Gilbert had some doubts on that head. He knew how he had deserted them; and never having received a line from them, to assure him of their forgiveness, (though this had been his own fault, in omitting to tell them where and how to direct him,) he was sadly at a loss how to act.
And then he thought of Dorothy, and wondered if she were unmarried, and living still with the old people. If so, how should he be able to meet her, and introduce her to the cold selfish woman he had preferred to her? No, he could not, he dared not go back to Hadstone.
"Why don't you answer, Gilbert?" urged his wife. "What prevents you from going home?"
"I parted with my father in anger. I am doubtful, for he is an obstinate man, whether he will be willing to receive us."
"Don't put him to the trial," said Mrs. Rowly. "Let Sophy write, and tell him we are coming, and start without giving him time to send a refusal. We must go somewhere; to remain here is impossible, for you cannot draw your pension for the next six months, and we cannot live upon air."
Gilbert was terribly perplexed.
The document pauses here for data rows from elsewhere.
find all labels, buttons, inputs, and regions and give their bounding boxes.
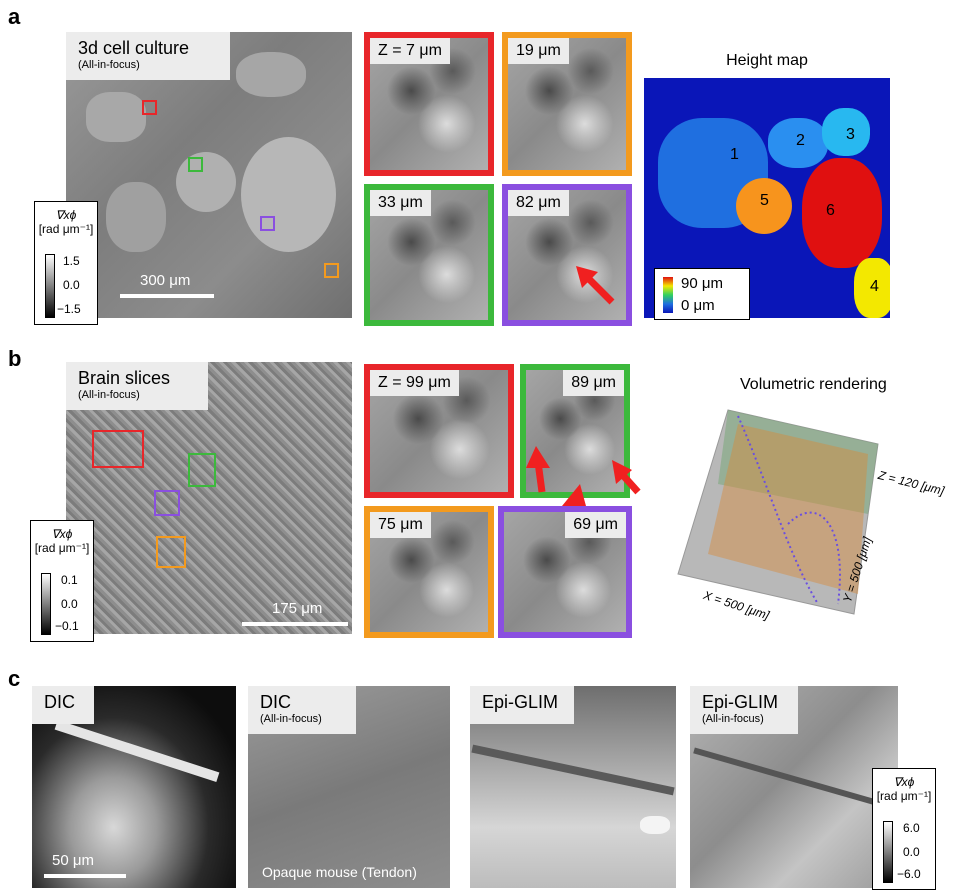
- brain-slice-title: Brain slices: [78, 368, 171, 388]
- colorbar-b-symbol: ∇xϕ: [51, 527, 73, 541]
- region-label-5: 5: [760, 192, 769, 209]
- colorbar-a: ∇xϕ [rad μm⁻¹] 1.5 0.0 −1.5: [34, 201, 98, 325]
- roi-b-red: [92, 430, 144, 468]
- panel-letter-a: a: [8, 4, 21, 29]
- dic-aif-title: DIC: [260, 692, 291, 712]
- roi-green: [188, 157, 203, 172]
- red-arrow-a: [576, 266, 615, 305]
- colorbar-a-unit: [rad μm⁻¹]: [38, 222, 94, 236]
- colorbar-a-symbol: ∇xϕ: [55, 208, 77, 222]
- crop-a-green: 33 μm: [364, 184, 494, 326]
- cell-culture-subtitle: (All-in-focus): [78, 59, 140, 71]
- brain-slice-label: Brain slices (All-in-focus): [66, 362, 208, 410]
- volume-z-label: Z = 120 [μm]: [876, 468, 946, 498]
- epi-glim-title: Epi-GLIM: [482, 692, 559, 712]
- crop-a-orange-label: 19 μm: [508, 38, 569, 64]
- colorbar-b-unit: [rad μm⁻¹]: [34, 541, 90, 555]
- volume-title: Volumetric rendering: [740, 376, 887, 393]
- opaque-mouse-caption: Opaque mouse (Tendon): [262, 864, 417, 880]
- crop-b-red: Z = 99 μm: [364, 364, 514, 498]
- region-label-3: 3: [846, 126, 855, 143]
- dic-aif-label: DIC (All-in-focus): [248, 686, 356, 734]
- crop-a-purple: 82 μm: [502, 184, 632, 326]
- colorbar-b: ∇xϕ [rad μm⁻¹] 0.1 0.0 −0.1: [30, 520, 94, 642]
- crop-b-orange-label: 75 μm: [370, 512, 431, 538]
- colorbar-a-tick-max: 1.5: [63, 254, 80, 268]
- scale-bar-a: [120, 294, 214, 298]
- region-label-1: 1: [730, 146, 739, 163]
- volume-render: [677, 409, 879, 615]
- crop-b-green-label: 89 μm: [563, 370, 624, 396]
- colorbar-c-gradient: [883, 821, 893, 883]
- colorbar-b-tick-max: 0.1: [61, 573, 78, 587]
- crop-a-orange: 19 μm: [502, 32, 632, 176]
- crop-b-purple-label: 69 μm: [565, 512, 626, 538]
- epi-glim-label: Epi-GLIM: [470, 686, 574, 724]
- crop-b-purple: 69 μm: [498, 506, 632, 638]
- roi-purple: [260, 216, 275, 231]
- roi-b-purple: [154, 490, 180, 516]
- panel-letter-b: b: [8, 346, 22, 371]
- epi-glim-aif-subtitle: (All-in-focus): [702, 713, 764, 725]
- height-map-legend: 90 μm 0 μm: [654, 268, 750, 320]
- colorbar-b-gradient: [41, 573, 51, 635]
- colorbar-a-gradient: [45, 254, 55, 318]
- colorbar-c-tick-mid: 0.0: [903, 845, 920, 859]
- dic-title: DIC: [44, 692, 75, 712]
- scale-bar-b: [242, 622, 348, 626]
- scale-bar-c: [44, 874, 126, 878]
- colorbar-c-tick-max: 6.0: [903, 821, 920, 835]
- roi-orange: [324, 263, 339, 278]
- roi-b-green: [188, 453, 216, 487]
- colorbar-a-tick-mid: 0.0: [63, 278, 80, 292]
- scale-label-b: 175 μm: [272, 600, 323, 617]
- cell-culture-title: 3d cell culture: [78, 38, 190, 58]
- colorbar-c-tick-min: −6.0: [897, 867, 921, 881]
- crop-a-green-label: 33 μm: [370, 190, 431, 216]
- colorbar-c-symbol: ∇xϕ: [893, 775, 915, 789]
- height-map-legend-max: 90 μm: [681, 275, 723, 292]
- height-map-legend-min: 0 μm: [681, 297, 715, 314]
- crop-a-purple-label: 82 μm: [508, 190, 569, 216]
- crop-a-red-label: Z = 7 μm: [370, 38, 450, 64]
- height-map-legend-gradient: [663, 277, 673, 313]
- region-label-4: 4: [870, 278, 879, 295]
- crop-a-red: Z = 7 μm: [364, 32, 494, 176]
- region-label-2: 2: [796, 132, 805, 149]
- panel-letter-c: c: [8, 666, 21, 691]
- height-map-title: Height map: [726, 52, 808, 69]
- colorbar-a-tick-min: −1.5: [57, 302, 81, 316]
- red-arrows-b: [526, 446, 641, 506]
- colorbar-b-tick-min: −0.1: [55, 619, 79, 633]
- roi-b-orange: [156, 536, 186, 568]
- colorbar-c-unit: [rad μm⁻¹]: [876, 789, 932, 803]
- roi-red: [142, 100, 157, 115]
- brain-slice-subtitle: (All-in-focus): [78, 389, 140, 401]
- colorbar-b-tick-mid: 0.0: [61, 597, 78, 611]
- dic-aif-subtitle: (All-in-focus): [260, 713, 322, 725]
- crop-b-red-label: Z = 99 μm: [370, 370, 459, 396]
- region-label-6: 6: [826, 202, 835, 219]
- epi-glim-aif-label: Epi-GLIM (All-in-focus): [690, 686, 798, 734]
- cell-culture-label: 3d cell culture (All-in-focus): [66, 32, 230, 80]
- colorbar-c: ∇xϕ [rad μm⁻¹] 6.0 0.0 −6.0: [872, 768, 936, 890]
- epi-glim-aif-title: Epi-GLIM: [702, 692, 779, 712]
- dic-label: DIC: [32, 686, 94, 724]
- crop-b-orange: 75 μm: [364, 506, 494, 638]
- scale-label-a: 300 μm: [140, 272, 191, 289]
- scale-label-c: 50 μm: [52, 852, 94, 869]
While pride forbade him to seek an asylum with his parents, necessity compelled him to do so, and though he now almost loathed both his wife and her mother, he was too manly to leave them in distress.
He therefore sold his watch, his sword and regimental suit, to procure money to prosecute their journey; and when he arrived at Hadstone, he had only a few shillings left in his purse.
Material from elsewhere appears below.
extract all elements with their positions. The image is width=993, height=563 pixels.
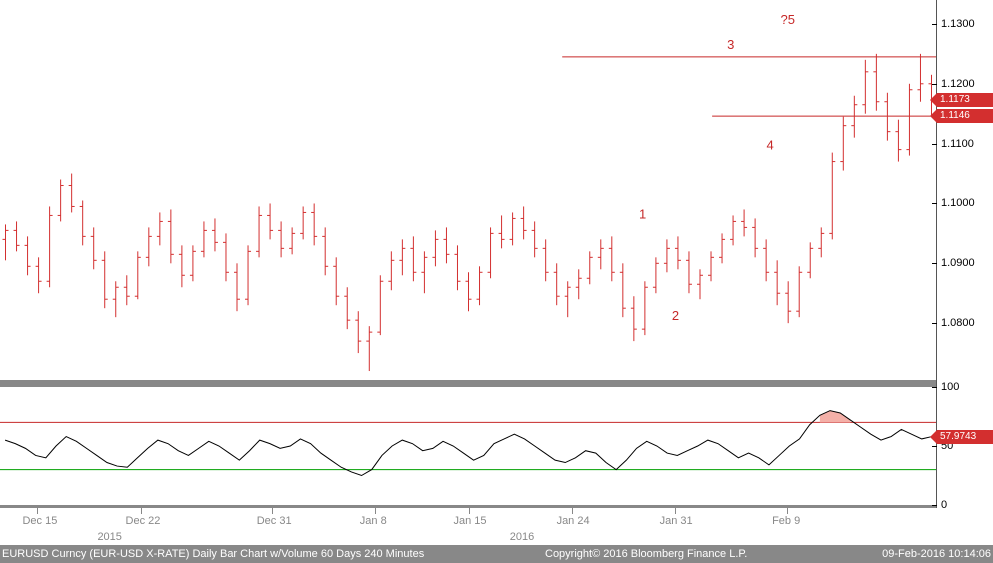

The kind reception he met with cut him to the heart, and the sight of that beautiful girl, who might have been his, almost maddened him with grief and remorse.
When he proposed that walk with his father, he fully intended to open his mind to him, and tell him how he was situated, but shame and pride kept him tongue tied. Besides, was it not his father's fault that he had not married the woman he loved; and could he expect an avaricious man to sympathize with him in the misery he endured, or feel for his present poverty and degradation. So he walked by his father's side over the old fields that had witnessed his labours with Dorothy, without saying a word upon the subject nearest his heart. It was with feelings of inward disgust that he saw his wife and her mother coming over the heath to meet them.